Marlon Williams – My Boy


On My Boy, Marlon Williams has a little more pep in his step than on previous outings. It may not be the equivalent of an ANOHNI going disco revelation, but to his credit, he got the voice right. Those two albums are still very different, but what Williams does manage to capture, more than on any other album he’s released, is jubilance. As a New Zealander, Williams has always had more than a surprisingly adept knack for country music, and when flexing his baritone in his cavernous and minimalist production, he was able to elicit his own brand of isolated mysticism. That croon is still evident on his newest album, but what’s new is his seemingly ineffable swagger.
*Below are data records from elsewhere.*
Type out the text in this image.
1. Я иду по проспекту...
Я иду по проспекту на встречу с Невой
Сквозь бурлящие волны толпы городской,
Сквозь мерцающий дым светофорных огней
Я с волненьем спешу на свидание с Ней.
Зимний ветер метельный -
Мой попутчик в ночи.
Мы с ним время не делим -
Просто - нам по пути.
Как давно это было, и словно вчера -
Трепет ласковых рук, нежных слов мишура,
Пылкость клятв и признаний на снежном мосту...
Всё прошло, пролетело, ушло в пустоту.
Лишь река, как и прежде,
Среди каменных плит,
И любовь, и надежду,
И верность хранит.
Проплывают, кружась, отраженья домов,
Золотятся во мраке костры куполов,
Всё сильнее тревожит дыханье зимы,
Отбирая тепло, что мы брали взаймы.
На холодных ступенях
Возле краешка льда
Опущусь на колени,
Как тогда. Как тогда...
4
Even on a track like “Princes Walk”, which attempts to extricate his retro sheen in favor of something more melancholic, Williams can’t help from injecting it with a celestial atmosphere that brings it closer to someone like Dent May than to any of his previous work. Even the similarly mellow “Trips” has a reverence that feels both regal and biting in a way he rarely divulges. Williams expertly marries the disparate styles with an overarching, rich production, and that binds the light, effortless pop tracks to the headier numbers while remaining true to himself as the mouthpiece. The only real misstep comes on “Morning Crystals”, where Williams, in his quest for to provide himself with more “fun” songs to play on stage, kneecaps some stellar instrumentation and inspired verses, with a chorus so inane and silly it threatens to torpedo the rest of the album.

Instead, Williams smartly bookends the track with a couple more cerebral cuts and focuses the audience’s attention on the album as a whole. In that respect, My Boy is a success, an album that rebrands its creator in a genuinely bold new way, something that is attempted often but is rarely this effective. It may not be his strongest outing, but it’s easily his most rousing.